We have made it!
One chapter a day, five days a week, every full week of the year. Really, that is a not a lot of reading. But I have a whole string of years where I couldn’t even muster the fortitude to be that disciplined. Maybe you do too. There seems to be something about reading the Bible that creates a challenge even for the most ardent readers.
Yet we did it. And we can be thankful for our seemingly small feat. I know there are big, monumental experiences that shape us in significant ways. But more often than not I find we are formed as humans by our little habits, small victories, excusable vices, short lines in sand, and tiny changes.
As far as blogging is concerned, I don’t know yet what next year brings. I will keep my personal, periodic blog going, but this blog comes to an end today, though all posts will stay up and accessible and the comments will stay open. This is now two consecutive years I have written a blog of this sort — two years ago with the Qur’an and this past year with the New Testament. I do not have plans to undertake a project like this for this upcoming year. I have discerned that it is best for me to spend time with physical and domestic health instead. I am drawn to The Message again, the translation I almost used this year, before N. T. Wright published The Kingdom New Testament, his interesting but not significantly different translation. I hope to keep reading on the same schedule but without the writing. Maybe one of you will find value in a writing discipline like this and invite us to join you next year?
As you might expect from a teacher, I would like to end with a question. Not all of you have wanted to post comments this year and that has been fine. Do consider posting on this one.
What have you learned from a year spent reading God’s Word to the Church?
I share three reflections I have had several times this year. I look forward to your thoughts as well.

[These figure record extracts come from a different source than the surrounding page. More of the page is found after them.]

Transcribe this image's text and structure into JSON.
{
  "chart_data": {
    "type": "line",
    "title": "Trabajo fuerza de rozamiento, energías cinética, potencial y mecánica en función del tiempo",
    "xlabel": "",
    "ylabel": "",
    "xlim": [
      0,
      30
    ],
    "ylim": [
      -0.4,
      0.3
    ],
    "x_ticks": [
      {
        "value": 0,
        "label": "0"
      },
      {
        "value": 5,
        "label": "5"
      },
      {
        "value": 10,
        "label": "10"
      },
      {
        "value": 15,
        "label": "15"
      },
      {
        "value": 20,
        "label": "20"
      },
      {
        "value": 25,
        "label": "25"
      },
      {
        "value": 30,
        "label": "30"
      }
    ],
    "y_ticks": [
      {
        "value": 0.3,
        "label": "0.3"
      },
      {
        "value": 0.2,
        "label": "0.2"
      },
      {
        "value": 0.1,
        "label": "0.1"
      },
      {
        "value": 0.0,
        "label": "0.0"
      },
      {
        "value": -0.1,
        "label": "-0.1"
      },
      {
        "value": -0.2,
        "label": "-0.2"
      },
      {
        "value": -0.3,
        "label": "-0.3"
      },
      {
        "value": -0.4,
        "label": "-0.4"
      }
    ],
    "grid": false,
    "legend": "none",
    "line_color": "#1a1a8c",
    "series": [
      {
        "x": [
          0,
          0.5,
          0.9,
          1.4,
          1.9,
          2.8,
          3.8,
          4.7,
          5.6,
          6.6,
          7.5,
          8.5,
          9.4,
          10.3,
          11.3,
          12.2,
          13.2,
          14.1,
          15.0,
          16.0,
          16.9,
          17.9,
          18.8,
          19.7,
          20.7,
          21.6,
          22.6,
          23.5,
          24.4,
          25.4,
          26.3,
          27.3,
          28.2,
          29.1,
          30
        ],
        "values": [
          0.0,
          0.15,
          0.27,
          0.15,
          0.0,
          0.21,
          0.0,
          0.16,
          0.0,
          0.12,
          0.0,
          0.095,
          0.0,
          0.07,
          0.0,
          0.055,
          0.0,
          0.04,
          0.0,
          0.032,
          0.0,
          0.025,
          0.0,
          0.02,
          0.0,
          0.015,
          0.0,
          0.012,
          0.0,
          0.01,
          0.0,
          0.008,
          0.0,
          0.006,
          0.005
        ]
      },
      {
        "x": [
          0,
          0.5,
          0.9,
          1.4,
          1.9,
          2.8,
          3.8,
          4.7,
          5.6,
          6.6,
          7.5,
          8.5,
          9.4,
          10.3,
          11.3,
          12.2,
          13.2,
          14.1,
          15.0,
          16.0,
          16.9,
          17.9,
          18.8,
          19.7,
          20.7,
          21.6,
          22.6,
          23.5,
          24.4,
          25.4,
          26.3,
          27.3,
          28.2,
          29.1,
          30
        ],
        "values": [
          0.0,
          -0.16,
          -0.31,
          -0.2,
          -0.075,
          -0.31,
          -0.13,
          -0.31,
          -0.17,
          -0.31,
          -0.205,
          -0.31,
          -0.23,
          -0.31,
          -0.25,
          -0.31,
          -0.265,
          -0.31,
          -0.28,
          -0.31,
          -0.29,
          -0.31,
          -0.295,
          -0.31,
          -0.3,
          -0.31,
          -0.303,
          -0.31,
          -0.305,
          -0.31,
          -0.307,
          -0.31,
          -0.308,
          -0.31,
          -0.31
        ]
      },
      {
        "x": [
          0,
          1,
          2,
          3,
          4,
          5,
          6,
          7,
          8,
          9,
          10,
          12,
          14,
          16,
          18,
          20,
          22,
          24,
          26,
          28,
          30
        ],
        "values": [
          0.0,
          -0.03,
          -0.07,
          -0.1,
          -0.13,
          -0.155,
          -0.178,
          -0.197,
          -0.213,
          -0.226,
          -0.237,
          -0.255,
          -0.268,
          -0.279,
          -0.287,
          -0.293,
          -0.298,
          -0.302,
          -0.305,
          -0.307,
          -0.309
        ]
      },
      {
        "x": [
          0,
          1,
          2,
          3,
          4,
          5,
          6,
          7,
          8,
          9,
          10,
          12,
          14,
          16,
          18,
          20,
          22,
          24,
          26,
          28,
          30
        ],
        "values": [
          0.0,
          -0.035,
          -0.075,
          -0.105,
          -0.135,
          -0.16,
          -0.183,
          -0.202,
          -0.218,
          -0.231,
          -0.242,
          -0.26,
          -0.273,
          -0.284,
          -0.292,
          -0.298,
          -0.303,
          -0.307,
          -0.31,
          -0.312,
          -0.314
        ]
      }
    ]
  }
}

1. For many of us, there is no better spiritual practice than reading the Bible. Spiritually, people are wired differently. Some are shaped strongly my worshipful experiences. Some have been turned into who they are by fervent, honest prayer. Others become different people through service to those they love and those in need. For many, though, the regular practice of Bible reading is the number one shaping influence in their spiritual growth. This is where the Gospel, in its many forms, speaks good news into the vagaries of our life. This is where we are confronted by words that have been read — spoken, really — and therefore cannot be ignored. This is where our minds of flesh are turned spiritual. Almost without exclusion, those I respect the most spiritually all have one thing in common: they read their Bibles. In a million different ways. But they read. And I want to be one of these same people, so I read. When one truly gives him- or herself to the words of the Bible as we have done this year, we are not left the same person. Sometimes, like echoes bouncing around in the chasms of our hearts and minds, those words hit us months later, but the word of God is “alive and active” (Hebrews 4:12). These words do not “return void” (Isaiah 55:11).
2. The Bible is always best understood when read and interpreted together. Blogs have long been cited as tools that have overly-democritized the marketplace of ideas. Whether you are 8 or 80, you can create a blog and post your ideas. Then search engines put all search results side by side by topic, not knowledge or research or experience or anything else. That is why the best blogs always have a robust community of readers and comment-makers so as to raise the discussion past the opinions of the one author. That is what I was hoping we could produce here. Likewise, Protestants (as most of us reading this blog are) have always made much-ado about the “priesthood of all believers” and the importance of the Bible. Put them together and we all feel like we can read the Bible by ourselves and our personal interpretations have equal authority. For sure, all should read their Bibles and all perspectives should be considered, but the interpretations that are hammered out in groups of people are almost always better than what individuals come up with themselves. That is the value of Bible classes in church contexts. That is why we read other people’s books. That is why education has (until lately) always been a communal undertaking. I am extremely thankful to all of you who have taken the time to read my posts. I am even more thankful to those of you who took time to comment and ask questions and bring up alternate viewpoints (and not all of this was done on this blog; sometimes it was at school or church). I have learned from you, and where “iron has sharpened iron” our understanding of the Bible has become that much better. From here on out, I always want to read my Bible with others.
3. The New Testament is a whole lot simpler than we sometimes let it be. I saw this repeatedly throughout the year, but especially in our reading of Revelation this last month. We have tended to make the Bible much more complicated than it really is. I think this usually comes when we isolate small phrases or passages and neglect the big picture. I understand why that happens. We all agree on that big picture, so we focus on the patches of disagreement that we find as we read because those are the things we feel we have to iron out. Then we make those points of argument reasons for disunity and suspicion. I completely understand the aggressive desire for truth in all things, but after this year of looking at the big picture of Christian Scripture I am all the more committed to continuing to do so. With time I have found that small passages of confusion or points of contention work themselves out when we stay focused on the big picture. I know that one of Jesus’ greatest desires is for Christian unity (John 17:20-21), so I am going forward from here today with the belief that anchoring myself in the Story of God’s good news to the world, not pet doctrines or favorite passages within a denomination, has a better likelihood of creating unity.